The ASCII (American Standard Code for Information Interchange) standard assigns a unique decimal number to every character. For example, decimal 65 is "A", decimal 97 is "a", decimal 48 is "0", and decimal 32 is a space.
This tool converts a list of decimal ASCII codes back into their character representations. It is useful for developers reading raw protocol data, students studying character encoding, or anyone who encounters decimal-encoded text in data files, log outputs, or network captures.
Standard ASCII covers codes 0–127. Extended ASCII (128–255) includes additional characters from the Latin-1 supplement. This converter handles the full range.

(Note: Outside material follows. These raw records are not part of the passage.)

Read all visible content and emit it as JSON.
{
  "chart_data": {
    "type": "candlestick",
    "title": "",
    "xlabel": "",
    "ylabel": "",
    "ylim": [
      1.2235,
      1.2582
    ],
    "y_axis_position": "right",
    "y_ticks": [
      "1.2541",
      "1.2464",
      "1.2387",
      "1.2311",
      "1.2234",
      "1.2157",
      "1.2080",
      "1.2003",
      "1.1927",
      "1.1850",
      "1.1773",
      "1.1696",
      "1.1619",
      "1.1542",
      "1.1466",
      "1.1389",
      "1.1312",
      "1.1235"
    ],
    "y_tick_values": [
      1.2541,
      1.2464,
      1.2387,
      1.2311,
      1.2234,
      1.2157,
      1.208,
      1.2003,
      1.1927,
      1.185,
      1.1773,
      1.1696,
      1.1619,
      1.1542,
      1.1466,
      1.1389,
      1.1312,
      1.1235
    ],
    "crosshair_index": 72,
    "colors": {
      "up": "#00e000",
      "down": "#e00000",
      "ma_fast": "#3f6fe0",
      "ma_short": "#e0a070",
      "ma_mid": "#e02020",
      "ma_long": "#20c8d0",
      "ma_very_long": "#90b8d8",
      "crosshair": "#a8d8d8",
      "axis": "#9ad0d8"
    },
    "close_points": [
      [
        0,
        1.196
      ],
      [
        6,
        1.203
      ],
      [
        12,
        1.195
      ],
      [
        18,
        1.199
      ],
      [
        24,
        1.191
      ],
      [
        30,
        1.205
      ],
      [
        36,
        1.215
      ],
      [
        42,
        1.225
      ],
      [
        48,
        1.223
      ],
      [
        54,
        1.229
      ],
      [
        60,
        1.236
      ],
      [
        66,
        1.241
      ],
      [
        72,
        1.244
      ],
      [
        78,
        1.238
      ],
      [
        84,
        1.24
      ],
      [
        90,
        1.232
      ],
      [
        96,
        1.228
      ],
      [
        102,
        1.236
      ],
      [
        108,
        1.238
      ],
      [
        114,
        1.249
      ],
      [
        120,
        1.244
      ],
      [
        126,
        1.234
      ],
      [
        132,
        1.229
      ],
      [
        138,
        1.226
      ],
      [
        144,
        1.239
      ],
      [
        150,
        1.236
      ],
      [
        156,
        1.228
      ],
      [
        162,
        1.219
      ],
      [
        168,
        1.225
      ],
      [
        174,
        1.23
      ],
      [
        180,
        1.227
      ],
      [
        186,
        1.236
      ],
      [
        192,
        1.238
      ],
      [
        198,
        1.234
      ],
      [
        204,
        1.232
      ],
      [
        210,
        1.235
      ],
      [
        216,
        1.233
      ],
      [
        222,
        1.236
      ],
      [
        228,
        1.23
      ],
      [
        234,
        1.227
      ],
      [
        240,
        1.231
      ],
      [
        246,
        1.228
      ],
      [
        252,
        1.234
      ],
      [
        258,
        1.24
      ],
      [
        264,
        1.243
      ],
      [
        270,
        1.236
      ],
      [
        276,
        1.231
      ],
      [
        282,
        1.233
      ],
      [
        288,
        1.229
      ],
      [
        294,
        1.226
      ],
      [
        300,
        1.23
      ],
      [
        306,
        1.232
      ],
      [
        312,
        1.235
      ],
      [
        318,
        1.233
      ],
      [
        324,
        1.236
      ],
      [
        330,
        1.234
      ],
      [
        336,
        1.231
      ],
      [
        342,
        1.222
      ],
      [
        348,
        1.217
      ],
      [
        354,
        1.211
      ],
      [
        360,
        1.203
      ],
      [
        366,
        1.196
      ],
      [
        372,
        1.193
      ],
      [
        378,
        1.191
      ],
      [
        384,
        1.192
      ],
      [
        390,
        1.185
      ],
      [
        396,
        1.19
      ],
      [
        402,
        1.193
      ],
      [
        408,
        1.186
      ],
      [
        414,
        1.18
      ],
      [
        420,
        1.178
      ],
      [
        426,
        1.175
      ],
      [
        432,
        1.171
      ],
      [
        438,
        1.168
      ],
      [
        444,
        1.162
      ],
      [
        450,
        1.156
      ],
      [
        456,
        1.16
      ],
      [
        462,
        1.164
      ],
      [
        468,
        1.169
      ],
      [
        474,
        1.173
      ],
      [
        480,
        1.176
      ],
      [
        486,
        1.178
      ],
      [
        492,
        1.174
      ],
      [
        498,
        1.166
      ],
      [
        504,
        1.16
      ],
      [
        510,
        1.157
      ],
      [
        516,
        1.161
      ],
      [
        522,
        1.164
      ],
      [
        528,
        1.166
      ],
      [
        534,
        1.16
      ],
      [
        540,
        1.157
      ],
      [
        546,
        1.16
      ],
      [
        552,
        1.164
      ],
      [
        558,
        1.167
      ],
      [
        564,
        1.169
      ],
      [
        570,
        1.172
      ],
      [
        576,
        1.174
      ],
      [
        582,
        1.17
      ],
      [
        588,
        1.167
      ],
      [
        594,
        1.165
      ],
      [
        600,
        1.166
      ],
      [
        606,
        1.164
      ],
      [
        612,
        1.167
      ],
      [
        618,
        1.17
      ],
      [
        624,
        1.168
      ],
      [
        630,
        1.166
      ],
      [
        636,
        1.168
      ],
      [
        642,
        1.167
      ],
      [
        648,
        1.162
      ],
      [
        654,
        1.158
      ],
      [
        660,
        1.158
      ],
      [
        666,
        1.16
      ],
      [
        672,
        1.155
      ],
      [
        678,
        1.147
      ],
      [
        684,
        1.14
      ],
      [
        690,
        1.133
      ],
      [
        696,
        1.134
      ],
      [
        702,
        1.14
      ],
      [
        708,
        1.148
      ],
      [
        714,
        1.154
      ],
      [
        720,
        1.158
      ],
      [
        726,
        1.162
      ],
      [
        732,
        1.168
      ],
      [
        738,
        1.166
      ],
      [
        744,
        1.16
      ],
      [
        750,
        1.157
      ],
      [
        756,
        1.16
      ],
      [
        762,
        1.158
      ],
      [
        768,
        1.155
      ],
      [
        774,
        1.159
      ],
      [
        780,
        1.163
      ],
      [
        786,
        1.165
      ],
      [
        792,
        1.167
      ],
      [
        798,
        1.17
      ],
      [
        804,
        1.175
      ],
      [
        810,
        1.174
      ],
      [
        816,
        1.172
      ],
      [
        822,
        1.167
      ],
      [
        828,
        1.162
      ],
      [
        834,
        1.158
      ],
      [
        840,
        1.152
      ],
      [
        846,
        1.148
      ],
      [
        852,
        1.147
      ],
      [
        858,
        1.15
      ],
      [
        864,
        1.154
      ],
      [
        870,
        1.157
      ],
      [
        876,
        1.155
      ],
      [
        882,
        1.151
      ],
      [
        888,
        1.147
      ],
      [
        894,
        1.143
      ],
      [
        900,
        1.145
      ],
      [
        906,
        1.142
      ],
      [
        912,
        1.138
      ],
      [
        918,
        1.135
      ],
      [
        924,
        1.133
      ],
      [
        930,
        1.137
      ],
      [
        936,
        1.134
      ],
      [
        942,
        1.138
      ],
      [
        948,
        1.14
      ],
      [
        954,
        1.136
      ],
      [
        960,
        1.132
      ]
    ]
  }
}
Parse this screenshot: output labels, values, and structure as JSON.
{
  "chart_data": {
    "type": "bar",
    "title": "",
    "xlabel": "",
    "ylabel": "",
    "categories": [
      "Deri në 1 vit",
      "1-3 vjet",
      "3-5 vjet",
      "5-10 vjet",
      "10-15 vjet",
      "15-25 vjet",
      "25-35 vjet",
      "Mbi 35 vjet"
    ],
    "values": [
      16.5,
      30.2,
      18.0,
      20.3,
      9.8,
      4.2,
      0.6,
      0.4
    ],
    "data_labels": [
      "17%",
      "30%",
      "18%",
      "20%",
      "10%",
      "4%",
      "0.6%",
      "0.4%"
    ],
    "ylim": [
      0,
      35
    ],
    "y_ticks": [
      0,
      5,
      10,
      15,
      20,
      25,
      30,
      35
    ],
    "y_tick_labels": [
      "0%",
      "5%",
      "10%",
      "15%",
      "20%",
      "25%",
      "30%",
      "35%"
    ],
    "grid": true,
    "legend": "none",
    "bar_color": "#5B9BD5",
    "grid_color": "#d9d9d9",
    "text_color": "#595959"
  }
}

How to Use Decimal to ASCII Converter
Enter decimal ASCII codes in the input field, separated by spaces or commas
The tool converts them to ASCII characters instantly
Click "Copy" to copy the result to your clipboard
Click "Download" to save it as a .txt file
Click "Load Sample" to see an example conversion
Common Use Cases
- Reading character-encoded data from log files or protocol traces that use decimal ASCII codes.
- Translating decimal-encoded text from embedded systems or serial communications.
- Learning ASCII encoding in computer science or programming courses.
- Converting decimal codes from ASCII tables during manual encoding/decoding exercises.
- Reversing decimal-encoded text in CTF (Capture the Flag) challenges or security exercises.
- Debugging character encoding issues in data pipelines by verifying decimal-to-char mappings.
Example Input and Output
A sequence of decimal ASCII codes representing "WebTools" is converted to the readable text.
87 101 98 84 111 111 108 115WebToolsPrivacy
All decimal-to-ASCII conversion runs in your browser. No data is uploaded.
Extended ASCII (128–255)
Codes 128–255 are not part of the original 7-bit ASCII standard. They are interpreted as Latin-1 (ISO-8859-1) characters in most browsers. Results for these codes may look different on different platforms.